Nitrogen, BOD, Fecal Coliform

Transformation and removal of pollutants in the biozone is directly related with the population of live bacteria biomass and bio-physical processes in the biozone layer. The fate of pollutants including Nitrogen, BOD, and Fecal Coliform is estimated by a first order reaction equation:

$C_{k,end}=C_{k,i}*e^{-K_k \Delta t}$ (13)

where $C_{k,end}$ is concentration of k constituent in the biozone at the end of the day (mg/L), $C_{k,i}$ is concentration of $k$ constituent in the biozone at the beginning of the day (mg/L), and $K_k$ is a first order reaction rate (1/day), which is a function of the total biomass of live bacteria and a reaction rate coefficient.

$K_k=[\frac{K_{1,k}*A_d}{\theta_{si}*V_{bz}}](Bio)$ (14)

where $K_{1,k}$ is the reaction rate calibration parameter for each constituent $k$ (m$^3$/kg) and $V_{bz}$ is the volume of the biozone (m$^3$). The various constituents included are meant for the primary reactions/processes that occur in the biozone layer such as nitrification, denitrification, BOD decay, and fecal coliform decay.
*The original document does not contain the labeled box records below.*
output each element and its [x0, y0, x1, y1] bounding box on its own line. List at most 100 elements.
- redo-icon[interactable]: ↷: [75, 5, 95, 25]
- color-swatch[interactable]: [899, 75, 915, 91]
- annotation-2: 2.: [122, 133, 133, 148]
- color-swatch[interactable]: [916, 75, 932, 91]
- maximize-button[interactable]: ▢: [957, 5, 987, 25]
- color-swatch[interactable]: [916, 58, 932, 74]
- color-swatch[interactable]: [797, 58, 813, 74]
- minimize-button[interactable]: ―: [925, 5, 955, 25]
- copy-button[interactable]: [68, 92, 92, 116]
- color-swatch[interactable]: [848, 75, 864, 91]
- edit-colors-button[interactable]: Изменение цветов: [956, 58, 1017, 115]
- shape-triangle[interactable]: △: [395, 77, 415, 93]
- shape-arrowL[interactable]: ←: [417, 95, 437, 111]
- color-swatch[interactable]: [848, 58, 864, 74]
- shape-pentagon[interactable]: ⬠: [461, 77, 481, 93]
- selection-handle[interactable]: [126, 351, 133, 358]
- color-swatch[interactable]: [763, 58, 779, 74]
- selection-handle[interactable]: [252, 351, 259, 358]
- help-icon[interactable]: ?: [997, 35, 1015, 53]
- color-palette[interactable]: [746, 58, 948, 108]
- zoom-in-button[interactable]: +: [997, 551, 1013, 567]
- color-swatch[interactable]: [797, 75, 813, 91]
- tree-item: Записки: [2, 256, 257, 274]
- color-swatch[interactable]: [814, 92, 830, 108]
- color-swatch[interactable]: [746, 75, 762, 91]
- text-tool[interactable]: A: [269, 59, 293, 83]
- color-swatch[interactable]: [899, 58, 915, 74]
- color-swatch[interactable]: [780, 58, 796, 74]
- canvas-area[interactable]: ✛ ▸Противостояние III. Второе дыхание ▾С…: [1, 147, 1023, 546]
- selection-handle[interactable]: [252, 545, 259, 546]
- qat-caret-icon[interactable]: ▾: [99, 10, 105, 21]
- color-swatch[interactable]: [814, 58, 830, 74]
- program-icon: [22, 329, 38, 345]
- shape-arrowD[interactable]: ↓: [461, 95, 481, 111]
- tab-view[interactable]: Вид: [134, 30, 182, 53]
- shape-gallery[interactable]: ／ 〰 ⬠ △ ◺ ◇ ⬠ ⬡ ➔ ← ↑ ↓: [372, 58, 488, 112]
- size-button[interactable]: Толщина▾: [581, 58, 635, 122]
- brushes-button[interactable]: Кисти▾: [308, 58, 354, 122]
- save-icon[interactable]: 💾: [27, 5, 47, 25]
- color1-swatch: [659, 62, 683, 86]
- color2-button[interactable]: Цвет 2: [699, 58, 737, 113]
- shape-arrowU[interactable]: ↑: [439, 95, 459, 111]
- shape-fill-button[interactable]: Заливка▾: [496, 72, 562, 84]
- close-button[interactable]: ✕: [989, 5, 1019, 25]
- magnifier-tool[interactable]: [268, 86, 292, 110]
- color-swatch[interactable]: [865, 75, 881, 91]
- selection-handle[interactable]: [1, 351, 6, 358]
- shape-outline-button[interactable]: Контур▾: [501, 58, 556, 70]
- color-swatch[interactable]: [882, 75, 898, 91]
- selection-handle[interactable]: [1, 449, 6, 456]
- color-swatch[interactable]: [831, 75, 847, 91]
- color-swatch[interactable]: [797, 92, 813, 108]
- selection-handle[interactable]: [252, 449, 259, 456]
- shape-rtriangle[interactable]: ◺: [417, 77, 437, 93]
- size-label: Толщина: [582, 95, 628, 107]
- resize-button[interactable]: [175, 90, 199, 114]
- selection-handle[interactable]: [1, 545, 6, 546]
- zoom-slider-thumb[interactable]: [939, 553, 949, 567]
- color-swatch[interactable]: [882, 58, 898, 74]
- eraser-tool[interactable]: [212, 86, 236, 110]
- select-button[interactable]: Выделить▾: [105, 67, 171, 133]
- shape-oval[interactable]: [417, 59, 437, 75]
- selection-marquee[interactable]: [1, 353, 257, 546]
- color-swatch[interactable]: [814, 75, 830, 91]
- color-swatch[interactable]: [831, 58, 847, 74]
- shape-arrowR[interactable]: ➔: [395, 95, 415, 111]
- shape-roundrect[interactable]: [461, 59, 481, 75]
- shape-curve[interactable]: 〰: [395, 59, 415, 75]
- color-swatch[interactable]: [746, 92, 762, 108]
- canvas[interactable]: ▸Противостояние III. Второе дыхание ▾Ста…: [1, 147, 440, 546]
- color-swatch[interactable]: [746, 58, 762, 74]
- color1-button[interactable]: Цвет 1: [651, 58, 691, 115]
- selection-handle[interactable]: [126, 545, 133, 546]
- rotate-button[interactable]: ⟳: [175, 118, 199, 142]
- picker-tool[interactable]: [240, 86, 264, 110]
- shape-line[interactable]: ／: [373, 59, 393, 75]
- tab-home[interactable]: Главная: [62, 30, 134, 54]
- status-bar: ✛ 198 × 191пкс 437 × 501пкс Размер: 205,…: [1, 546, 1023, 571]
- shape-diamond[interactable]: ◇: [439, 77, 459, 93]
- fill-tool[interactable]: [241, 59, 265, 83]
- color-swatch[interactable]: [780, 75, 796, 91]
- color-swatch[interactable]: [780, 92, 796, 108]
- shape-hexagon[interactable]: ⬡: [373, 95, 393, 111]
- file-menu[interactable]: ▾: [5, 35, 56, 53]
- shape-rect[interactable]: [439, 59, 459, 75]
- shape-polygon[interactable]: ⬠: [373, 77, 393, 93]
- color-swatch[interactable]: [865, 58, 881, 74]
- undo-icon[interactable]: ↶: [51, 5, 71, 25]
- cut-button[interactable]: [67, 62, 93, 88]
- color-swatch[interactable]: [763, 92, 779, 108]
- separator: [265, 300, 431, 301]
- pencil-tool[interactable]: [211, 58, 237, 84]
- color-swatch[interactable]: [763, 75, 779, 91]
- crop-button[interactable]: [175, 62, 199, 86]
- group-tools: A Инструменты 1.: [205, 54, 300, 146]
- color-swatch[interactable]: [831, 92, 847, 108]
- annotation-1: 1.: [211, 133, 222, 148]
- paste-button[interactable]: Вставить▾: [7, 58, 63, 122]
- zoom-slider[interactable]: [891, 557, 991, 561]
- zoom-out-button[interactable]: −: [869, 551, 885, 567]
In Equation (14), the reaction rate is normalized with respect to the volume of bacterial biomass (pore volume,$\theta_{si} V_{bz}$) in the biozone layer as in the case of mortality and respiration equations. This normalization is done to avoid scaling issues in applying the algorithm to watershed scale simulations with parameters calibrated to small scale results (lab column tests).